Elections BC has given approval in principle to an initiative petition application to amend the Police Act which would effectively decriminalize marijuana possession in the province. The proposed changes, called the Sensible Policing Act, would direct the attorney general, who sets policing priorities in the province, to not put any resources into enforcing federal laws pertaining to marijuana possession for adults. It would also call on Ottawa to allow BC to begin legally taxing and regulating cannabis much like alcohol and tobacco.
Larsen has less than six weeks to sign up as many canvassers as he can throughout BC’s 85 electoral ridings to be ready for the September 9 signature-collecting start. To gather signatures, Elections BC must approve each canvasser who must be a registered voter.

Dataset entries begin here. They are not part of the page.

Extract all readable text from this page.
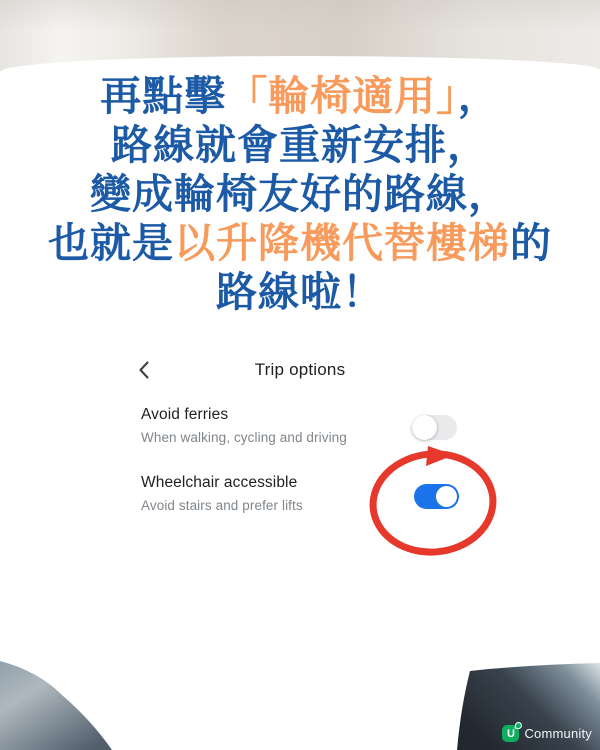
再點擊「輪椅適用」，
路線就會重新安排，
變成輪椅友好的路線，
也就是以升降機代替樓梯的
路線啦！
Trip options
Avoid ferries
When walking, cycling and driving
Wheelchair accessible
Avoid stairs and prefer lifts
U Community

According to a spokesperson from Elections BC, if Larsen is successful in meeting the threshold of collecting signatures of 10 per cent of the registered voters in each of the province’s 85 electoral districts, a total over 310,000, by December 9, 2013, and successfully passes the verification process, the draft Bill (Sensible Policing Act) would be forwarded to a Select Standing Committee on Legislative Initiatives. The Select Standing Committee has two choices: to recommend the draft Bill be submitted to the Legislative Assembly for debate, or, to send the draft Bill to the Chief Electoral Officer to conduct an initiative vote.
“We know the public support is out there,” said Larsen. “Our polling and other polling consistently shows over 70 per cent of British Columbians want our legislation to become law.”
Despite the polling numbers of public support, collecting the required number of signatures will nevertheless be challenging. According to Elections BC, out of nine previous initiative applications approved since 1995, only one has obtained the required number of signatures—to repeal the harmonized sales tax. The next scheduled initiative vote will be September 27, 2014.
City of Powell River Councillor Debbie Dee is helping to organize the local charge for Sensible BC. She is assisting with gathering people who want to be local campaign canvassers.
“Come September we’ll be out in full force,” said Dee.